For Kejriwal’s RTI activism and Magsaysay award, Vardhan claims credit for championing the pulse polio programme in Delhi, which was later adopted by the Centre for the nation as a whole. And he has won a World Health Organisation commendation for his anti-smoking campaign in the city-state, another piece of Delhi legislation that became law across the country. But Vardhan’s detractors claim that Vijay Goel, who lost out to him, still could pull the rug under his feet. Though they claim Goel, also a Baniya, could split the caste votes, this seems highly unlikely.

According to Sangh insiders, a strong saffron contender can always woo the estranged Parivar voter or a fence-sitter of the right-of-the-centre disposition.
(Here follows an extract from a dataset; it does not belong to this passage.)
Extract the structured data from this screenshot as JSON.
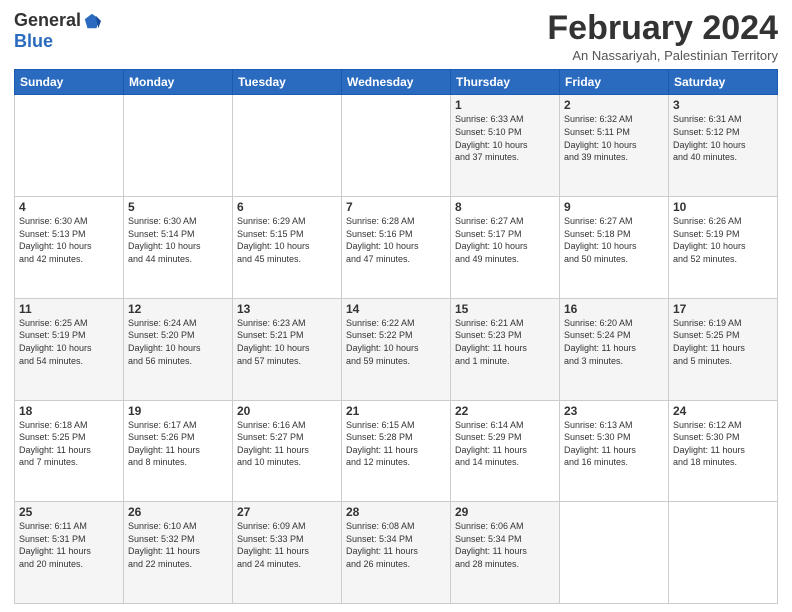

With Vardhan as its candidate, the BJP may not be overly worried about losing the Parivar cadre votes to Kejriwal’s Aam Admi Party.

In fact, if the cadre gets enthused enough to work for Vardhan, the BJP will be in an advantageous position as Kejriwal is expected to polarise the non-partisan floating urban votes away from the Congress over issues of corruption.

The Sangh seems to have chosen Vardhan as best suited to maximise the gains of the anti-incumbency mood in Delhi.